I'm using the OptParse
module to retrieve a string value. OptParse
only supports str
typed strings, not unicode
ones.
So let's say I start my script with:
./someScript --some-option ééééé
French characters, such as 'é', being typed str
, trigger UnicodeDecodeError
s when read in the code:
UnicodeDecodeError: 'ascii' codec can't decode byte 0xc3 in position 99: ordinal not in range(128)

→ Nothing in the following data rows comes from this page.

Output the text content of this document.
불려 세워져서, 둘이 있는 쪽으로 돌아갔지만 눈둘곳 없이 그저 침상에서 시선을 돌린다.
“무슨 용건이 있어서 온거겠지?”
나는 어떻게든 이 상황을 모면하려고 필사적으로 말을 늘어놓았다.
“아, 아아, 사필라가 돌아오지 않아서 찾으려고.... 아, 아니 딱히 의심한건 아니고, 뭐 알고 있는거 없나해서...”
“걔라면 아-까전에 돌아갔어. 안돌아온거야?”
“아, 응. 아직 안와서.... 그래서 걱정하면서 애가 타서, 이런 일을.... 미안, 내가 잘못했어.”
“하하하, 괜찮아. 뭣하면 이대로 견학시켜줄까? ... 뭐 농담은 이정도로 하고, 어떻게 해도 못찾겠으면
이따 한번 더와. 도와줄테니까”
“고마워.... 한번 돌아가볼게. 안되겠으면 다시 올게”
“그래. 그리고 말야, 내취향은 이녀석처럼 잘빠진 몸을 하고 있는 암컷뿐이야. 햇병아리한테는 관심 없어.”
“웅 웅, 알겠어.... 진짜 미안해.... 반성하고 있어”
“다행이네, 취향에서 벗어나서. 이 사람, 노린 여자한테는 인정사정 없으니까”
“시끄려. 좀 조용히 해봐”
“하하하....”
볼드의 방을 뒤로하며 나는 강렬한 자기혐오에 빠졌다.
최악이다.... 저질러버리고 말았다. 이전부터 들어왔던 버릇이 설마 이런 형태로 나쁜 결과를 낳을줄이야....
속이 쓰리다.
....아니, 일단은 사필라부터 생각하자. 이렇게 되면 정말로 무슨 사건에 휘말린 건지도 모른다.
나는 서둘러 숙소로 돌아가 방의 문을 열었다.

I played around a bit with the unicode built-in function, but either I get an error, or the character disappears:
>>> unicode('é');
Traceback (most recent call last):
File "<stdin>", line 1, in <module>
UnicodeDecodeError: 'ascii' codec can't decode byte 0xc3 in position 0: ordinal not in range(128)

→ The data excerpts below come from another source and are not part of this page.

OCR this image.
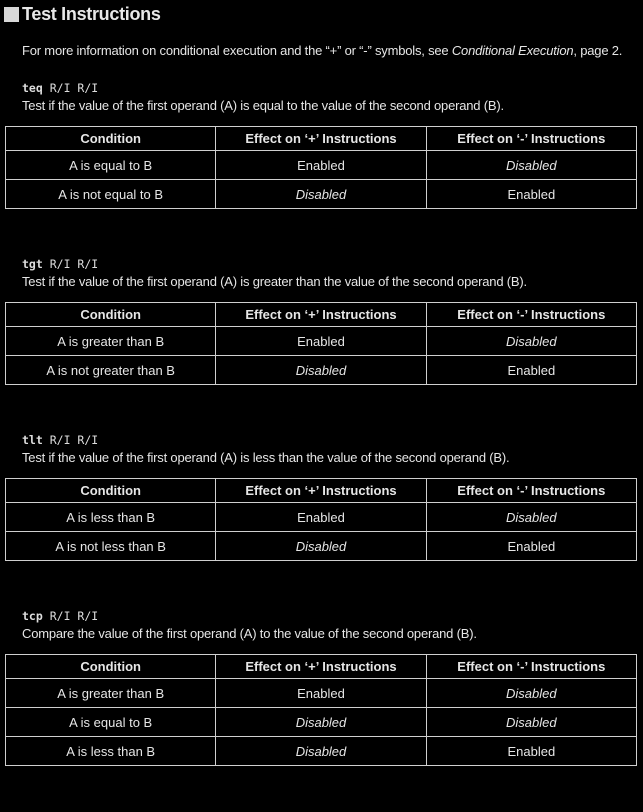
Test Instructions
For more information on conditional execution and the “+” or “-” symbols, see Conditional Execution, page 2.
teq R/I R/I
Test if the value of the first operand (A) is equal to the value of the second operand (B).
Condition	Effect on ‘+’ Instructions	Effect on ‘-’ Instructions
A is equal to B	Enabled	Disabled
A is not equal to B	Disabled	Enabled
tgt R/I R/I
Test if the value of the first operand (A) is greater than the value of the second operand (B).
Condition	Effect on ‘+’ Instructions	Effect on ‘-’ Instructions
A is greater than B	Enabled	Disabled
A is not greater than B	Disabled	Enabled
tlt R/I R/I
Test if the value of the first operand (A) is less than the value of the second operand (B).
Condition	Effect on ‘+’ Instructions	Effect on ‘-’ Instructions
A is less than B	Enabled	Disabled
A is not less than B	Disabled	Enabled
tcp R/I R/I
Compare the value of the first operand (A) to the value of the second operand (B).
Condition	Effect on ‘+’ Instructions	Effect on ‘-’ Instructions
A is greater than B	Enabled	Disabled
A is equal to B	Disabled	Disabled
A is less than B	Disabled	Enabled
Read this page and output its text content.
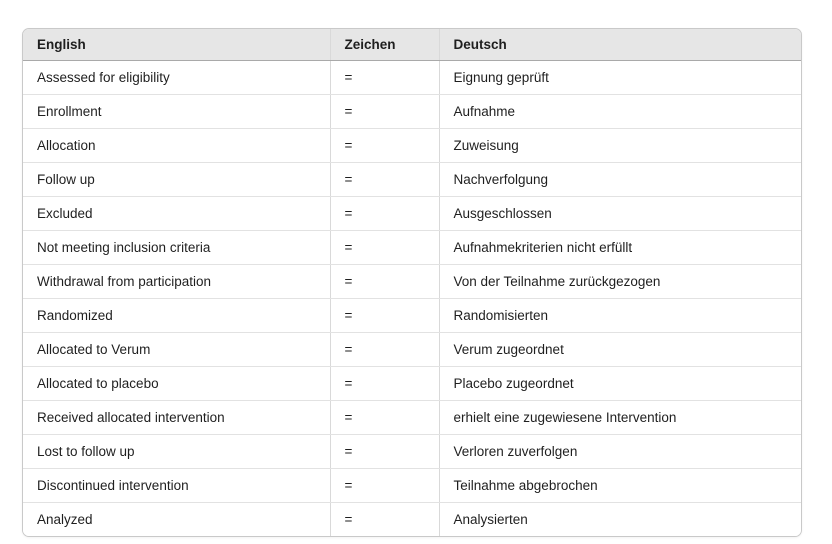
English	Zeichen	Deutsch
Assessed for eligibility	=	Eignung geprüft
Enrollment	=	Aufnahme
Allocation	=	Zuweisung
Follow up	=	Nachverfolgung
Excluded	=	Ausgeschlossen
Not meeting inclusion criteria	=	Aufnahmekriterien nicht erfüllt
Withdrawal from participation	=	Von der Teilnahme zurückgezogen
Randomized	=	Randomisierten
Allocated to Verum	=	Verum zugeordnet
Allocated to placebo	=	Placebo zugeordnet
Received allocated intervention	=	erhielt eine zugewiesene Intervention
Lost to follow up	=	Verloren zuverfolgen
Discontinued intervention	=	Teilnahme abgebrochen
Analyzed	=	Analysierten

>>> unicode('é', errors='ignore');
u''
Is there anything I can do to use OptParse
to retrieve unicode
/utf-8
strings?
It seems that the string can be retrieved and printed OK, but then I try to use that string with SQLite (using the APSW module), and it tries to convert to unicode somehow with cursor.execute("...")

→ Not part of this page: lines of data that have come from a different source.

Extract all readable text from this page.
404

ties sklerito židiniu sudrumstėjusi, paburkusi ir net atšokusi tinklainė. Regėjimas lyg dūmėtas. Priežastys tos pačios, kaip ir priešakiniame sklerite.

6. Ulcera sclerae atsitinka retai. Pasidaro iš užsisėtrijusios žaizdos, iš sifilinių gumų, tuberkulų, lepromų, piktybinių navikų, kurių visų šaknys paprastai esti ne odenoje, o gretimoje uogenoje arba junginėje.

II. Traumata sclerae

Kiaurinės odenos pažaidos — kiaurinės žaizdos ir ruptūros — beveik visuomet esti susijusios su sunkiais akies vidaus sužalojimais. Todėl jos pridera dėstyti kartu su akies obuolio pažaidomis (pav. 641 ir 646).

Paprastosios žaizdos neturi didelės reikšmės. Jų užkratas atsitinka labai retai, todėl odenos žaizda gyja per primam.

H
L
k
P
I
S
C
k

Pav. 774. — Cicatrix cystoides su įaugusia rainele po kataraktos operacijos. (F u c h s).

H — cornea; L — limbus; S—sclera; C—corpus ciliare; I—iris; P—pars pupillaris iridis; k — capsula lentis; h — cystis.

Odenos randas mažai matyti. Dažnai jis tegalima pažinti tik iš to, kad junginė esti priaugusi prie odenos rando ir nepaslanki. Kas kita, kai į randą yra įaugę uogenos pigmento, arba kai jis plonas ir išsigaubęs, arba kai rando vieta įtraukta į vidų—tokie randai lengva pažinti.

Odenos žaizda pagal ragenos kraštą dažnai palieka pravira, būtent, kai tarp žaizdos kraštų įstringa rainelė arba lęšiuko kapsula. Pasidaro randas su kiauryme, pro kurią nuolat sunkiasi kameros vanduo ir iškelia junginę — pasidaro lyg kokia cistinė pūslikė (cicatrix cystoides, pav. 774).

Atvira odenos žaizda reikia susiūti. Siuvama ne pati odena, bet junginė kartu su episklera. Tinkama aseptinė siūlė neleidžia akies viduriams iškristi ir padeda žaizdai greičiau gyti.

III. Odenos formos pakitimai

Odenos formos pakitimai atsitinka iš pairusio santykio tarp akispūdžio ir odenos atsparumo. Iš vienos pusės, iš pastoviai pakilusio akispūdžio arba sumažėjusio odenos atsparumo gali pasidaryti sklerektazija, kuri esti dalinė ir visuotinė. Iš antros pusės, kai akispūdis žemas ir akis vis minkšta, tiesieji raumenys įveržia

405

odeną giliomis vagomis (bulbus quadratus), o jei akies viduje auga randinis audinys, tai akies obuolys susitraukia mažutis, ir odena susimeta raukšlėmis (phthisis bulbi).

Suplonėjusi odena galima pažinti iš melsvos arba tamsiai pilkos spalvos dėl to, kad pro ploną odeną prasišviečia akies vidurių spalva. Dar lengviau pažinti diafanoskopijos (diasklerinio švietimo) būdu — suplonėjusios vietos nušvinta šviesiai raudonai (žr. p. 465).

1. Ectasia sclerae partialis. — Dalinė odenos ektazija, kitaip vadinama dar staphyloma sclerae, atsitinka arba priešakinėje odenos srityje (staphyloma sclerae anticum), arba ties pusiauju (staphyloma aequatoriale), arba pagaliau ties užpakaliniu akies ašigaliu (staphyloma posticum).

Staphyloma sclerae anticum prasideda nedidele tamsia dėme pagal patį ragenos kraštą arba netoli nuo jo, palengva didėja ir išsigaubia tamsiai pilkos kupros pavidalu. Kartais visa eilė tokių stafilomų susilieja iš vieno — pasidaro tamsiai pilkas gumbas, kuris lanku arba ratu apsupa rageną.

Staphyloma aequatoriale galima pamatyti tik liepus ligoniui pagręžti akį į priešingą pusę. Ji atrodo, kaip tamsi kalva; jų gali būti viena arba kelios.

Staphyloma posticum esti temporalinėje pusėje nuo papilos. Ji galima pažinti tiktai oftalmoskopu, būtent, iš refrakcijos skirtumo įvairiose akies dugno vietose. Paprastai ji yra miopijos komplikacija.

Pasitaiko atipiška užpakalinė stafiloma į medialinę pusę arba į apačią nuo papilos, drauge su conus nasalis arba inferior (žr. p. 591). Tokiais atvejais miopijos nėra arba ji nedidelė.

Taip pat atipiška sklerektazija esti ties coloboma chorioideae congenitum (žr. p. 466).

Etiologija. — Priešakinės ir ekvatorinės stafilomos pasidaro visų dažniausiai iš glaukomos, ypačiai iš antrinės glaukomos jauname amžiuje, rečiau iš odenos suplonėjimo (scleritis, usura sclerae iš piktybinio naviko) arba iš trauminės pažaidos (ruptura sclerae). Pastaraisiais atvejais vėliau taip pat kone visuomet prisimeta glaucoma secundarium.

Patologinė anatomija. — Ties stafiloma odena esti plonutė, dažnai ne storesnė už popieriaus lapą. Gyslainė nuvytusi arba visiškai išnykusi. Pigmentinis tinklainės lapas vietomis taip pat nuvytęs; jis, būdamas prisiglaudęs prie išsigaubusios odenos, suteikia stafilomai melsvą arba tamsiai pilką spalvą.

, and then the error occurs.
Here is a sample program that causes the error:
#!/usr/bin/python
# coding: utf-8
import os, sys, optparse
parser = optparse.OptionParser()
parser.add_option("--some-option")
(opts, args) = parser.parse_args()
print unicode(opts.some_option)
Input is returned in the console encoding, so based on your updated example, use:
print opts.some_option.decode(sys.stdin.encoding)
unicode(opts.some_option)
defaults to using ascii
as the encoding.